Dec 19 2018
WASHINGTON – U.S. Sen. Mark R. Warner (D-VA) today cast his vote in support of bipartisan legislation that would reform the federal criminal justice system.
“While this measure is not a cure-all for the problems that plague our criminal justice system, this is an overdue step to improve a system that still imprisons too many people – particularly people of color – for committing nonviolent crimes. Instead, this bill will allow law enforcement to redirect taxpayer resources toward catching and punishing dangerous and violent criminals,” said Sen. Warner.
The First Step Act, a bipartisan bill to lower the recidivism rate and reduce sentences for certain nonviolent offenders, tonight passed the Senate in an overwhelmingly bipartisan vote. The compromise legislation has support from a broad range of Democrats and Republicans, including President Trump, and has been endorsed by a number of law enforcement groups, including the Fraternal Order of Police (the nation’s largest police group), as well as the National District Attorneys Association, the American Bar Association, and the National Governors Association.
Some of the changes included the First Step Act include:
- Under the bill, offenders who are deemed to be at low risk to commit more crimes will be given incentives to reduce their sentences and access to evidence-based programs (like drug treatment) to better prepare them to return to their neighborhoods and become productive members of the community.

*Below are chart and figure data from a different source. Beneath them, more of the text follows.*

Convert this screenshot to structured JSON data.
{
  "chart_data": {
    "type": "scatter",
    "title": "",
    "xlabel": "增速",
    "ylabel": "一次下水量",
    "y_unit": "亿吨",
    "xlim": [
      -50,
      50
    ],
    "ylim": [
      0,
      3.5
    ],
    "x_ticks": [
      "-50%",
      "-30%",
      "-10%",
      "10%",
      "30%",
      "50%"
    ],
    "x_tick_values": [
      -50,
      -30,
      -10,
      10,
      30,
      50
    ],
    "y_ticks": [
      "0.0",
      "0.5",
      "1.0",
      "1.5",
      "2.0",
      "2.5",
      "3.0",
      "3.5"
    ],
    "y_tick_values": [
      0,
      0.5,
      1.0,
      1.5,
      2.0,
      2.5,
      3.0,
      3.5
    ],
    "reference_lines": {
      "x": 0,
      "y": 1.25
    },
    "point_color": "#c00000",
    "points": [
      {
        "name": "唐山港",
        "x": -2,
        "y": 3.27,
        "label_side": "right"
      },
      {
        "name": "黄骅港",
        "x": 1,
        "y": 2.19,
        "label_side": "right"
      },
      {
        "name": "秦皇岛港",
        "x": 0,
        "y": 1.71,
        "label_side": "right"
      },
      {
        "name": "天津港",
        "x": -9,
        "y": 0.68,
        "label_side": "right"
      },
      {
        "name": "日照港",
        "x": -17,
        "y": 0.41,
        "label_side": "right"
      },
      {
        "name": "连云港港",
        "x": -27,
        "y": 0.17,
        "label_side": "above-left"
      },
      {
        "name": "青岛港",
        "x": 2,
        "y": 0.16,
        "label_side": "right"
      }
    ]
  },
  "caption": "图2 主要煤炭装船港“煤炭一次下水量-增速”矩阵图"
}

- The bill also contains a number of sentencing reforms: for instance, it gives federal judges more discretion in sentencing low-level non-violent offenders who cooperate with the government, so that the sentence truly fits the crime. It also reduces some mandatory minimums, and makes sure that only repeat offenders are subjected to the harshest forms of sentencing, as Congress intended.
- And for a long time, the law disproportionately targeted African Americans by punishing possession of crack cocaine at a much higher level than powder cocaine. Under this bill, those who are serving sentences under those old, outdated federal laws can petition for sentence reductions – if they have a record of good behavior, and meet other qualifications.
The legislation now heads to the House of Representatives, which earlier this year passed a similar bill in a broad bipartisan vote.